In the Jan. 17 issue of Science, the researchers describe an example of their new approach in which they engineered a surface that can change from water-attracting to water-repelling with the application of a weak electric field. Switch the electrical potential of that field from positive to negative and the surface reverts to its initial affinity for water.
The general technique, on which the group has filed for a patent, could also be applied to the dynamic control of other surface characteristics such as adhesion, friction and biocompatibility. We started with a fundamental system to prove that the overall concept of reversibly modifying a surface via conformational transitions works, said Thanh-Nga Tran, a graduate student in the Harvard-MIT Division of Health Sciences and Technology (HST) and the Department of Chemical Engineering.
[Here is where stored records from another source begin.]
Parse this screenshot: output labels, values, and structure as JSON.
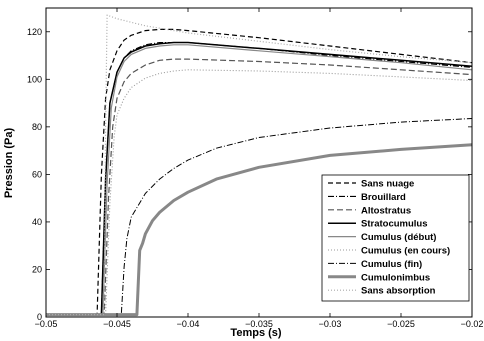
{
  "chart_data": {
    "type": "line",
    "xlabel": "Temps (s)",
    "ylabel": "Pression (Pa)",
    "xlim": [
      -0.05,
      -0.02
    ],
    "ylim": [
      0,
      130
    ],
    "xticks": [
      -0.05,
      -0.045,
      -0.04,
      -0.035,
      -0.03,
      -0.025,
      -0.02
    ],
    "xtick_labels": [
      "−0.05",
      "−0.045",
      "−0.04",
      "−0.035",
      "−0.03",
      "−0.025",
      "−0.02"
    ],
    "yticks": [
      0,
      20,
      40,
      60,
      80,
      100,
      120
    ],
    "ytick_labels": [
      "0",
      "20",
      "40",
      "60",
      "80",
      "100",
      "120"
    ],
    "grid": false,
    "legend_position": "lower-right",
    "series": [
      {
        "name": "Sans nuage",
        "color": "#000000",
        "dash": "5,3",
        "width": 1.2,
        "x": [
          -0.05,
          -0.0464,
          -0.0461,
          -0.0458,
          -0.0455,
          -0.045,
          -0.0445,
          -0.044,
          -0.043,
          -0.042,
          -0.041,
          -0.04,
          -0.035,
          -0.03,
          -0.025,
          -0.02
        ],
        "y": [
          1,
          1,
          60,
          92,
          104,
          112,
          116.5,
          118.5,
          120.5,
          121,
          121,
          120.5,
          117.5,
          114,
          110.5,
          107
        ]
      },
      {
        "name": "Brouillard",
        "color": "#000000",
        "dash": "6,2,1,2",
        "width": 1.1,
        "x": [
          -0.05,
          -0.0461,
          -0.0458,
          -0.0455,
          -0.045,
          -0.0445,
          -0.044,
          -0.043,
          -0.042,
          -0.041,
          -0.04,
          -0.035,
          -0.03,
          -0.025,
          -0.02
        ],
        "y": [
          1,
          1,
          58,
          90,
          103,
          109,
          112,
          114.5,
          115.5,
          115.5,
          115.5,
          113,
          110,
          107.5,
          105
        ]
      },
      {
        "name": "Altostratus",
        "color": "#555555",
        "dash": "6,3",
        "width": 1.2,
        "x": [
          -0.05,
          -0.0459,
          -0.0456,
          -0.0453,
          -0.045,
          -0.0445,
          -0.044,
          -0.043,
          -0.042,
          -0.041,
          -0.04,
          -0.035,
          -0.03,
          -0.025,
          -0.02
        ],
        "y": [
          1,
          1,
          50,
          80,
          92,
          99,
          102.5,
          106,
          108,
          108.5,
          108.5,
          107.5,
          106,
          104,
          102
        ]
      },
      {
        "name": "Stratocumulus",
        "color": "#000000",
        "dash": "",
        "width": 1.5,
        "x": [
          -0.05,
          -0.0461,
          -0.0458,
          -0.0455,
          -0.045,
          -0.0445,
          -0.044,
          -0.043,
          -0.042,
          -0.041,
          -0.04,
          -0.035,
          -0.03,
          -0.025,
          -0.02
        ],
        "y": [
          1,
          1,
          58,
          90,
          103,
          109,
          111.5,
          114,
          115,
          115.5,
          115.5,
          113,
          110.5,
          108,
          105.5
        ]
      },
      {
        "name": "Cumulus (début)",
        "color": "#888888",
        "dash": "",
        "width": 1.2,
        "x": [
          -0.05,
          -0.046,
          -0.0457,
          -0.0454,
          -0.045,
          -0.0445,
          -0.044,
          -0.043,
          -0.042,
          -0.041,
          -0.04,
          -0.035,
          -0.03,
          -0.025,
          -0.02
        ],
        "y": [
          1,
          1,
          56,
          88,
          101,
          107.5,
          110.5,
          113,
          114,
          114.5,
          114.5,
          112,
          109.5,
          107,
          104
        ]
      },
      {
        "name": "Cumulus (en cours)",
        "color": "#999999",
        "dash": "1,2",
        "width": 1.1,
        "x": [
          -0.05,
          -0.0458,
          -0.0455,
          -0.0452,
          -0.045,
          -0.0445,
          -0.044,
          -0.043,
          -0.042,
          -0.041,
          -0.04,
          -0.035,
          -0.03,
          -0.025,
          -0.02
        ],
        "y": [
          1,
          1,
          48,
          76,
          85,
          92,
          96.5,
          100.5,
          102.5,
          103.5,
          104,
          103.5,
          102.5,
          101,
          99.5
        ]
      },
      {
        "name": "Cumulus (fin)",
        "color": "#000000",
        "dash": "6,2,1,2",
        "width": 1.0,
        "x": [
          -0.05,
          -0.0447,
          -0.0445,
          -0.0443,
          -0.044,
          -0.043,
          -0.042,
          -0.041,
          -0.04,
          -0.038,
          -0.035,
          -0.03,
          -0.025,
          -0.02
        ],
        "y": [
          1,
          1,
          21,
          33,
          42,
          52,
          58,
          62.5,
          66,
          71,
          75.5,
          79.5,
          82,
          83.5
        ]
      },
      {
        "name": "Cumulonimbus",
        "color": "#888888",
        "dash": "",
        "width": 3.0,
        "x": [
          -0.05,
          -0.0436,
          -0.0434,
          -0.0432,
          -0.043,
          -0.0425,
          -0.042,
          -0.041,
          -0.04,
          -0.038,
          -0.035,
          -0.03,
          -0.025,
          -0.02
        ],
        "y": [
          1,
          1,
          28,
          31,
          35,
          40.5,
          44,
          49,
          52.5,
          58,
          63,
          68,
          70.5,
          72.5
        ]
      },
      {
        "name": "Sans absorption",
        "color": "#aaaaaa",
        "dash": "1,2",
        "width": 1.2,
        "x": [
          -0.05,
          -0.0459,
          -0.0458,
          -0.0457,
          -0.045,
          -0.044,
          -0.043,
          -0.042,
          -0.041,
          -0.04,
          -0.035,
          -0.03,
          -0.025,
          -0.02
        ],
        "y": [
          1,
          1,
          80,
          127,
          125.5,
          124,
          122.5,
          121.5,
          120.5,
          119.5,
          116,
          112.5,
          109.5,
          107
        ]
      }
    ]
  }
}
This opens the door to a variety of applications, including novel drug-delivery systems and smart templates for the bioseparation of one molecule from another, said Robert Langer, MITs Germeshausen Professor of Chemical and Biomedical Engineering and leader of the work. Langer has appointments in chemical engineering, HST and MITs Biological Engineering Division.
This is the first time to our knowledge that anyone has created a truly reversible switch of a surfaces property exploiting monomolecular layers, said Joerg Lahann, a Postdoctoral Associate in CE. As a result, we believe this study lays the fundamental groundwork for a new paradigm in surface engineering that may be of considerable significance in materials science, biology, and medicine.